Admettons que le patient soit un jeune garçon avec antécédents suggérant une lithiase, urines pâles et dépôts de sable, un "membrum virile" constamment irrité, rétracté ou distendu sans raison, chez qui brusquement toute miction cesse. Ces symptômes évoquent une pierre obstruant le col de la vessie. Couchez le patient sur le dos, soulevez ses membres inférieurs, secouez-le vigoureusement pour faire retomber la pierre dans la vessie et demandez-lui d'uriner. La miction vous apporte la preuve de l'exactitude de votre diagnostic... Si la rétention d'urine persiste, secouez-le à nouveau avec une vigueur énergique. Si malgré tout la rétention se prolonge, il faut recourir à l'instrument appelé cathéter pour écarter la pierre du col de la vessie ce qui provoque en même temps un flot d'urine".

"En l'absence d'antécédents de lithiase, si l'urine est sanglante, il est probable qu'un thrombus obstrue l'urètre. Toutefois, même en cas d'ulcération vésicale associée, un thrombus peut se constituer lentement et être à l'origine d'une rétention sans traces de sang dans les urines. Il est aussi possible que du sang provenant du rein donne naissance à un caillot. Si ce cas est soupçonné, le recours au cathéter est fort utile de même que lorsque du pus ou une sécrétion dense et visqueuse bloque le passage...".

 

Si aucune de ces manifestations n'a précédé la rétention d'urine, nous devons nous interroger sur le mode de vie du patient... La conclusion alors est que l'obstruction du col de la vessie est due à un bourgeon charnu né d'une ulcération... d'autant plus que l'urine s'écoule après le passage du cathéter. Je sais que cette affection existe, je la reconnais du moins lors du cathétérisme car le patient ressent une dou­leur au franchissement de la zone incriminée (hypertrophie prostatique)... ou que le passage de l'instrument fragmente le bourgeon charnu, avec sang et débris mélangés à l'urine."
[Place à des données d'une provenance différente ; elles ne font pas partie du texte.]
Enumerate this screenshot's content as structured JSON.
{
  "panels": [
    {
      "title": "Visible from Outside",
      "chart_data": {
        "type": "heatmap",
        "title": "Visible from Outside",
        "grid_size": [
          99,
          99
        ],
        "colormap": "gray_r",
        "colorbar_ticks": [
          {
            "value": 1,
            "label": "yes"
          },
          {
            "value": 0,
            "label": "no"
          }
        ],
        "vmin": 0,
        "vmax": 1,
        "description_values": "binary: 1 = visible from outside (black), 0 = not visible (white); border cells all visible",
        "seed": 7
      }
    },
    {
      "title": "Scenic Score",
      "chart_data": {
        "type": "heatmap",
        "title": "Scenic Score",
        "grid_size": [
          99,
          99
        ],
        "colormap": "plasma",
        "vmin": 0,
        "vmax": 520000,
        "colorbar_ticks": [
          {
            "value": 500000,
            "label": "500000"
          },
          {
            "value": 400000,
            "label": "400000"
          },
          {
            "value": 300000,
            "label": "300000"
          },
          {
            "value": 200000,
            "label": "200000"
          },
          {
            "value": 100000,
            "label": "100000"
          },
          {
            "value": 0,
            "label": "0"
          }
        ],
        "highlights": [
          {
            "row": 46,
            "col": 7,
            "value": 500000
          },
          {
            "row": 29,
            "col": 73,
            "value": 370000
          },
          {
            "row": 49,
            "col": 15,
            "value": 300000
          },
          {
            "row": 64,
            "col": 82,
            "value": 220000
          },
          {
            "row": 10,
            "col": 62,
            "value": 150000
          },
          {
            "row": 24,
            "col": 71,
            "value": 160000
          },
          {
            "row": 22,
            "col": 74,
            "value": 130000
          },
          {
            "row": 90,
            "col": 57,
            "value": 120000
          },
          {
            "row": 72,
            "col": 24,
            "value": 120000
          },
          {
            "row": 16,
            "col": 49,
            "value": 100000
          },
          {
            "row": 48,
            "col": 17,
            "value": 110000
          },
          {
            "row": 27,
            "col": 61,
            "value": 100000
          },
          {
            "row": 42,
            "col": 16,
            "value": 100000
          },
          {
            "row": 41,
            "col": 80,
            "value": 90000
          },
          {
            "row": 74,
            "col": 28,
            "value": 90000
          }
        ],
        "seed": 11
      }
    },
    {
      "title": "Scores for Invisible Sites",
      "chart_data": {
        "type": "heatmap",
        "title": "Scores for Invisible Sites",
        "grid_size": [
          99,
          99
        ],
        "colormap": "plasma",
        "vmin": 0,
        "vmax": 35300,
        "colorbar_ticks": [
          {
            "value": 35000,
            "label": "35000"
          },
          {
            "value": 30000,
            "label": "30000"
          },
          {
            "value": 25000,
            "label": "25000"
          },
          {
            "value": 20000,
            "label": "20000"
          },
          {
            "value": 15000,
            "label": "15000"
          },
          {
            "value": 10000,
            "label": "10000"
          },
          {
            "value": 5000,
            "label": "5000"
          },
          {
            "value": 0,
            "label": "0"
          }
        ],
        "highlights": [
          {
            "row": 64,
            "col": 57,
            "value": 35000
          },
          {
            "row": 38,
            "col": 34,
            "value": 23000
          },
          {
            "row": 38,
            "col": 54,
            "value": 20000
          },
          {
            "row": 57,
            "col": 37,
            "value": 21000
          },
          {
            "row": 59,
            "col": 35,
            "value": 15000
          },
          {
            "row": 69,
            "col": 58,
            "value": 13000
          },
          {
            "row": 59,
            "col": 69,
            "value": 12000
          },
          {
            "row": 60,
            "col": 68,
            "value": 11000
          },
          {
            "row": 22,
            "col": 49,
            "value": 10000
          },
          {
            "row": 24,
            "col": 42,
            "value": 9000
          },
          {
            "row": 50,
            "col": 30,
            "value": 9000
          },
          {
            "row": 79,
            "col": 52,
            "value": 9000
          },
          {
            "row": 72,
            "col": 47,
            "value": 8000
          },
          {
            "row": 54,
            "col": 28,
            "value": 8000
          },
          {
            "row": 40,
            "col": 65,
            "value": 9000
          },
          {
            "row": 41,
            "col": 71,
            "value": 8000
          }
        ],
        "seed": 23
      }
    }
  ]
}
Quel admirable tour de force que cette logique d'examen clinique. Aujourd'hui l'urologue ne pourrait mieux enseigner les bases de l'obstruction des voies basses.

 

Rein et maladies générales

Dans sa "Méthode de Médecine" , Galien esquisse le rôle des reins dans les maladies générales (9). D'abord les reins sont des organes chargés d'éliminer les substances indésirables. Ainsi "là où la fièvre et la moiteur prédominent, la maladie est putride ce qui peut se voir dans la sueur, l'urine, les excréments et le souffle". Il ajoute : "les stigmates de la pourriture peuvent être décelés non seulement dans l'urine mais aussi d'après le pouls". Ainsi "on peut guérir la putréfaction déjà constituée en évacuant par tous les moyens et en ramenant ce qui persiste à l'état d'humeurs saines en provoquant avec modération la venue des selles et en exposant le patient à une atmosphère douce. Et on doit même oser évacuer par les urines, les selles, la transpiration et les vomissements si les humeurs corrompues s'attaquent franchement à l'orifice du ventricule". Là, Gallien ne dispose pas d'informations physiologiques lui permettant de raisonner.

 

Évoquer les idées de Galien sur le rôle et les fonctions de l'appareil urinaire normal et ses modifications pathologiques révèle son exceptionnelle créativité. A cela s'ajoute une œuvre  écrite d'une rare ampleur. Rien de surprenant alors que Galien ait occupé pendant plus de quinze siècles une place prééminente dans l'Histoire de la Médecine.